Films courtesy of the Hamo Bek Nazarov Project, the National Cinema Center of Armenia, the Oleksandr Dovzhenko National Center, Georgian Film, and Fixafilm. Program introduction by Daniel Bird.
This screening is linked to the roundtable session “The Color of Pomegranates (1969): Fiftieth Anniversary, New Developments and Perspectives.” (Mon, November 25, 1:45 to 3:30pm, San Francisco Marriott Marquis, Floor: LB2, Salon 11)
The Trial, dir. Sergei Loznitsa
Sunday, November 24, 6:45 - 8:15 pm | San Francisco Marriott Marquis, LB2 - Salon 8
The Ukrainian Research Institute at Harvard University invites you to the screening of The Trial (2018) by Sergei Loznitsa. Director Loznitsa will participate in a forum discussion following the screening with prominent scholars of Soviet and post-Soviet history and culture.

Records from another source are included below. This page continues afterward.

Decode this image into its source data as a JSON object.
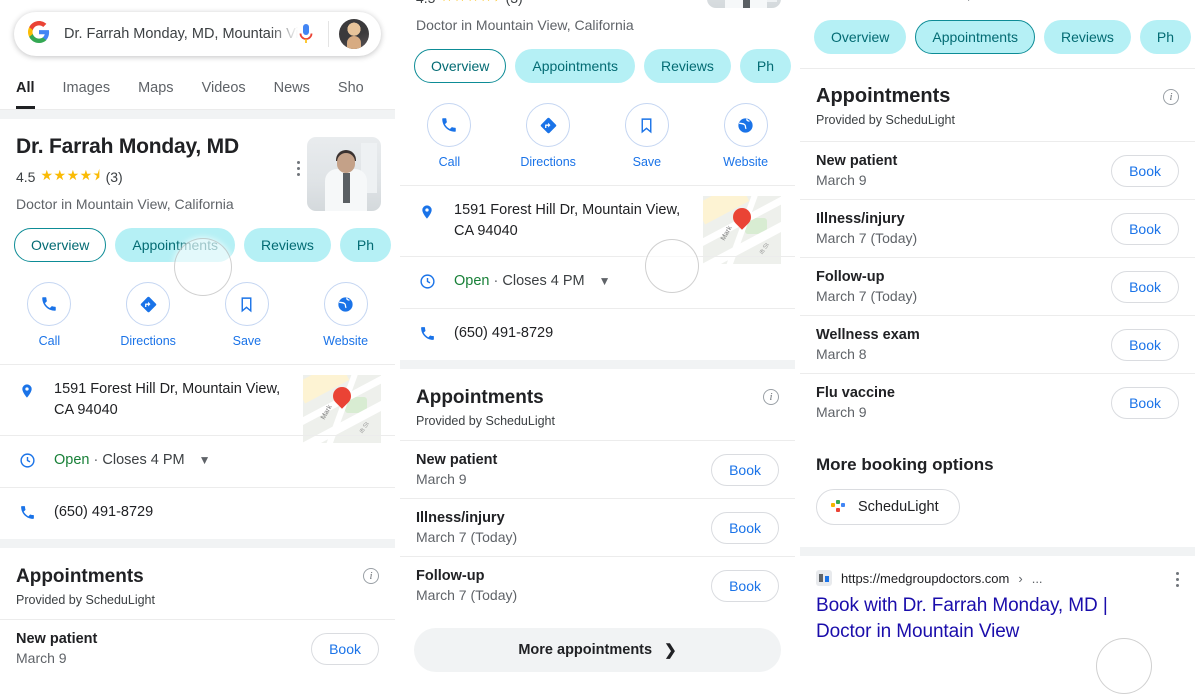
{
  "search": {
    "query": "Dr. Farrah Monday, MD, Mountain View",
    "mic_icon": "microphone-icon",
    "logo_icon": "google-logo",
    "avatar_icon": "user-avatar"
  },
  "nav_tabs": [
    {
      "label": "All",
      "active": true
    },
    {
      "label": "Images",
      "active": false
    },
    {
      "label": "Maps",
      "active": false
    },
    {
      "label": "Videos",
      "active": false
    },
    {
      "label": "News",
      "active": false
    },
    {
      "label": "Sho",
      "active": false
    }
  ],
  "knowledge_panel": {
    "title": "Dr. Farrah Monday, MD",
    "rating_value": "4.5",
    "stars": "★★★★⯨",
    "review_count": "(3)",
    "subtitle": "Doctor in Mountain View, California",
    "kebab_icon": "more-options-icon",
    "photo_icon": "doctor-photo"
  },
  "chips": [
    {
      "label": "Overview"
    },
    {
      "label": "Appointments"
    },
    {
      "label": "Reviews"
    },
    {
      "label": "Ph"
    }
  ],
  "actions": [
    {
      "label": "Call",
      "icon": "phone-icon"
    },
    {
      "label": "Directions",
      "icon": "directions-icon"
    },
    {
      "label": "Save",
      "icon": "bookmark-icon"
    },
    {
      "label": "Website",
      "icon": "globe-icon"
    }
  ],
  "info": {
    "address": "1591 Forest Hill Dr, Mountain View, CA 94040",
    "address_icon": "location-pin-icon",
    "hours_status": "Open",
    "hours_sep": "·",
    "hours_detail": "Closes 4 PM",
    "hours_icon": "clock-icon",
    "hours_caret": "chevron-down-icon",
    "phone": "(650) 491-8729",
    "phone_icon": "phone-icon",
    "map_street_1": "Mark",
    "map_street_2": "ift St"
  },
  "appointments_module": {
    "title": "Appointments",
    "provided_by": "Provided by ScheduLight",
    "info_icon": "info-icon",
    "book_label": "Book",
    "items_short": [
      {
        "name": "New patient",
        "date": "March 9"
      },
      {
        "name": "Illness/injury",
        "date": "March 7 (Today)"
      },
      {
        "name": "Follow-up",
        "date": "March 7 (Today)"
      }
    ],
    "items_full": [
      {
        "name": "New patient",
        "date": "March 9"
      },
      {
        "name": "Illness/injury",
        "date": "March 7 (Today)"
      },
      {
        "name": "Follow-up",
        "date": "March 7 (Today)"
      },
      {
        "name": "Wellness exam",
        "date": "March 8"
      },
      {
        "name": "Flu vaccine",
        "date": "March 9"
      }
    ],
    "more_label": "More appointments",
    "more_chevron": "chevron-right-icon"
  },
  "more_booking": {
    "title": "More booking options",
    "provider": "ScheduLight",
    "provider_icon": "schedulight-logo"
  },
  "organic_result": {
    "url": "https://medgroupdoctors.com",
    "url_chevron": "›",
    "url_ellipsis": "...",
    "title_line1": "Book with Dr. Farrah Monday, MD |",
    "title_line2": "Doctor in Mountain View",
    "favicon": "site-favicon",
    "kebab_icon": "more-options-icon"
  },
  "colors": {
    "chip_bg": "#b5f0f5",
    "chip_text": "#036b73",
    "chip_border_selected": "#0d8c96",
    "link_blue": "#1a73e8",
    "result_title_blue": "#1a0dab",
    "open_green": "#188038",
    "star_gold": "#fabb05",
    "pin_red": "#ea4335"
  }
}
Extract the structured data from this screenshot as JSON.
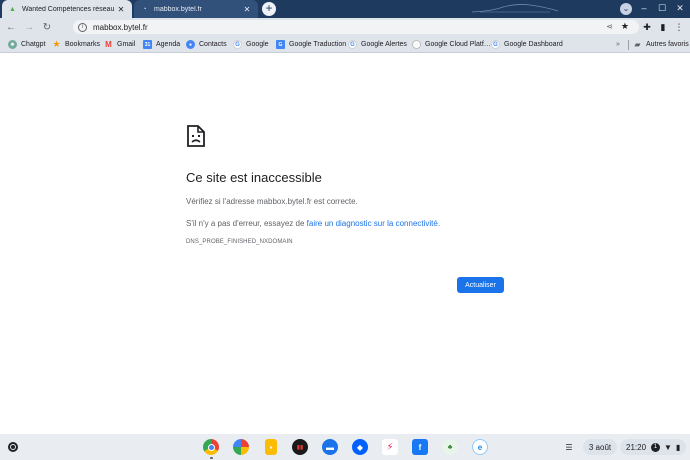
{
  "tabs": [
    {
      "title": "Wanted Compétences réseau - Bo…",
      "active": true
    },
    {
      "title": "mabbox.bytel.fr",
      "active": false
    }
  ],
  "toolbar": {
    "url": "mabbox.bytel.fr"
  },
  "bookmarks": [
    {
      "label": "Chatgpt"
    },
    {
      "label": "Bookmarks"
    },
    {
      "label": "Gmail"
    },
    {
      "label": "Agenda"
    },
    {
      "label": "Contacts"
    },
    {
      "label": "Google"
    },
    {
      "label": "Google Traduction"
    },
    {
      "label": "Google Alertes"
    },
    {
      "label": "Google Cloud Platf…"
    },
    {
      "label": "Google Dashboard"
    }
  ],
  "bookmarks_other": "Autres favoris",
  "error": {
    "title": "Ce site est inaccessible",
    "line1": "Vérifiez si l'adresse mabbox.bytel.fr est correcte.",
    "line2_prefix": "S'il n'y a pas d'erreur, essayez de ",
    "line2_link": "faire un diagnostic sur la connectivité",
    "line2_suffix": ".",
    "code": "DNS_PROBE_FINISHED_NXDOMAIN",
    "reload_label": "Actualiser"
  },
  "shelf": {
    "date": "3 août",
    "time": "21:20",
    "notification_count": "1"
  },
  "colors": {
    "tabstrip": "#1f3a5f",
    "toolbar": "#dfe3ea",
    "link": "#1a73e8",
    "button": "#1a73e8"
  }
}
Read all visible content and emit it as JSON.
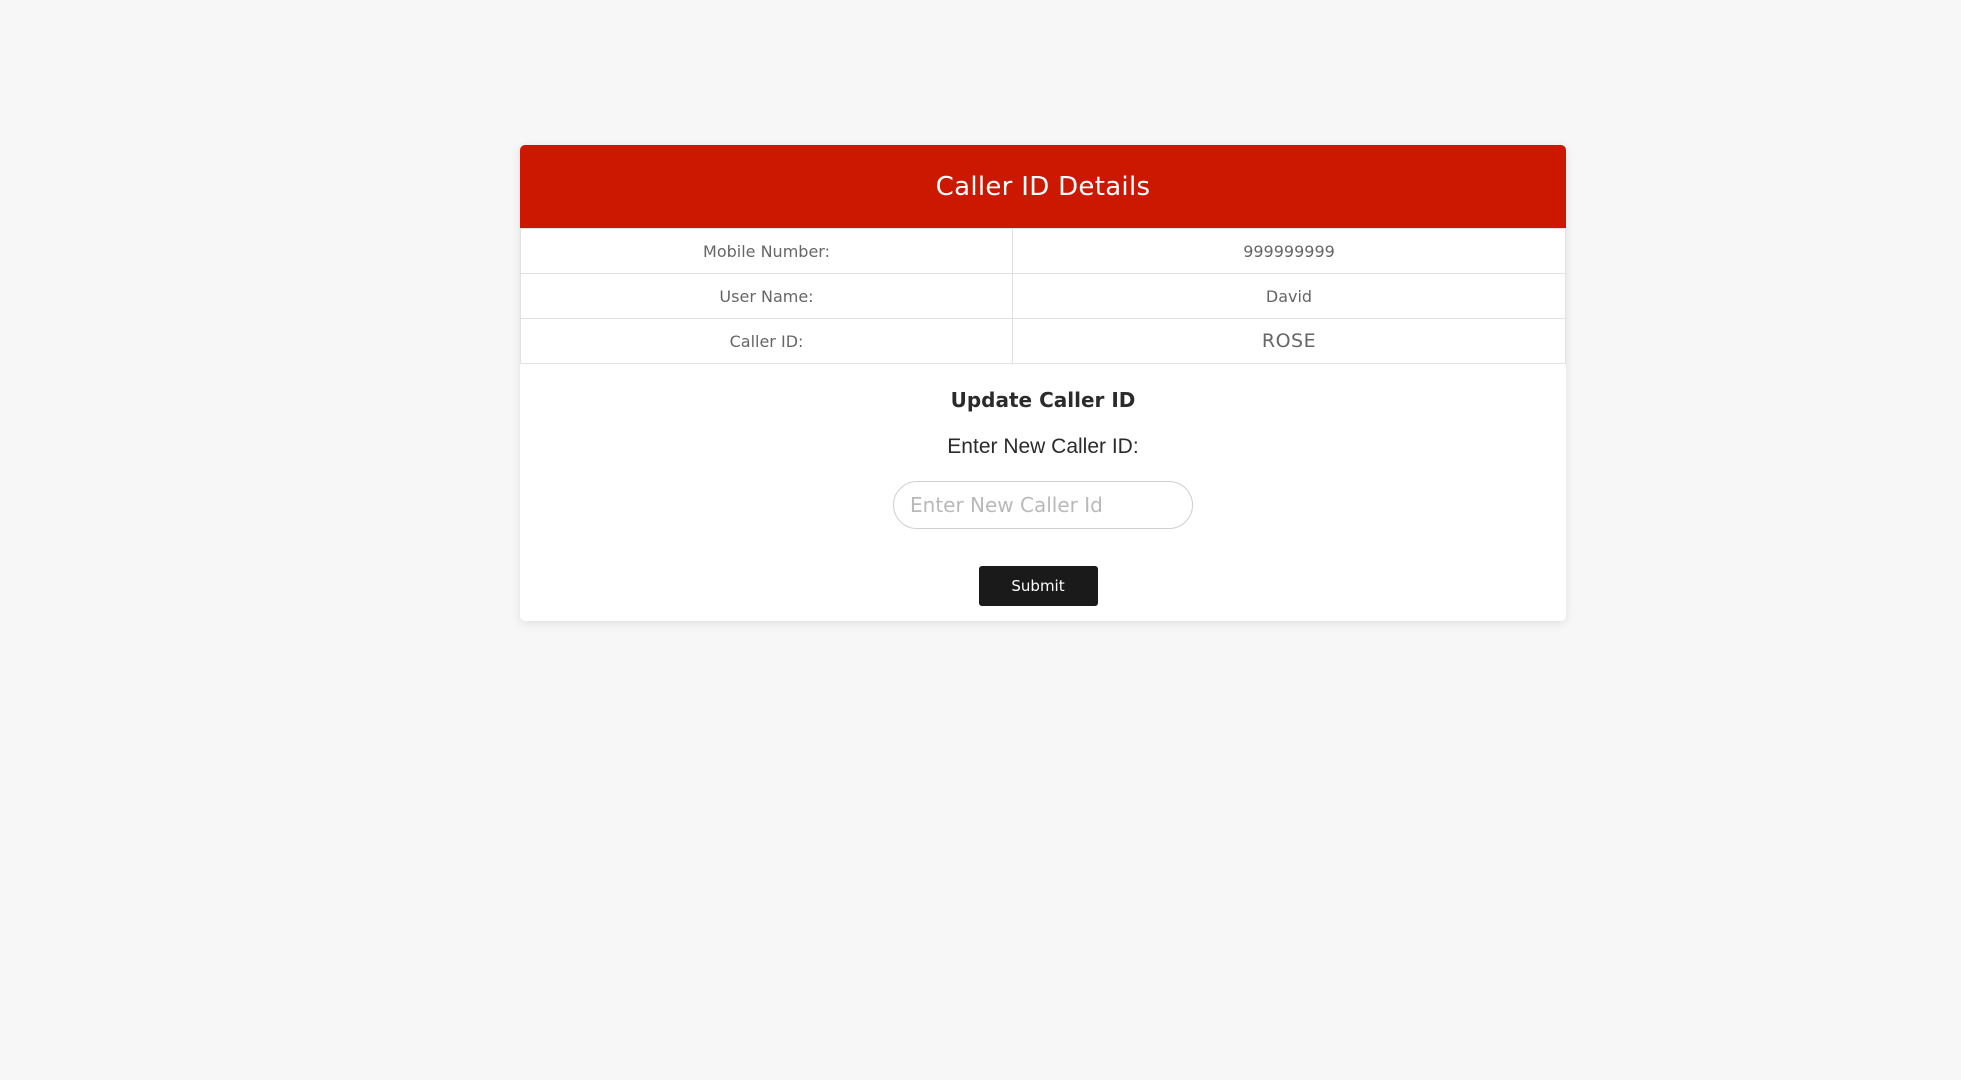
{
  "header": {
    "title": "Caller ID Details"
  },
  "details": [
    {
      "label": "Mobile Number:",
      "value": "999999999"
    },
    {
      "label": "User Name:",
      "value": "David"
    },
    {
      "label": "Caller ID:",
      "value": "ROSE"
    }
  ],
  "update": {
    "title": "Update Caller ID",
    "field_label": "Enter New Caller ID:",
    "input_value": "",
    "input_placeholder": "Enter New Caller Id",
    "submit_label": "Submit"
  },
  "colors": {
    "header_background": "#cc1800",
    "button_background": "#1a1a1a",
    "page_background": "#f7f7f7"
  }
}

In clear reference to Franz Kafka’s allegorical novel of the same name, Loznitsa’s The Trial (2018) immerses the viewer in court hearings that were based on absurd charges and forced admissions of guilt in a trial whose true objective couldn’t lie any further from justice and whose punishment was death sentence. Loznitsa uses actual footage of the trial to lay bare the workings of the totalitarian justice machine. Given the recent rise in authoritarian tendencies across the globe and the reliance on “alternative facts,” an understanding of the nature of show trials acquires new urgency for our times.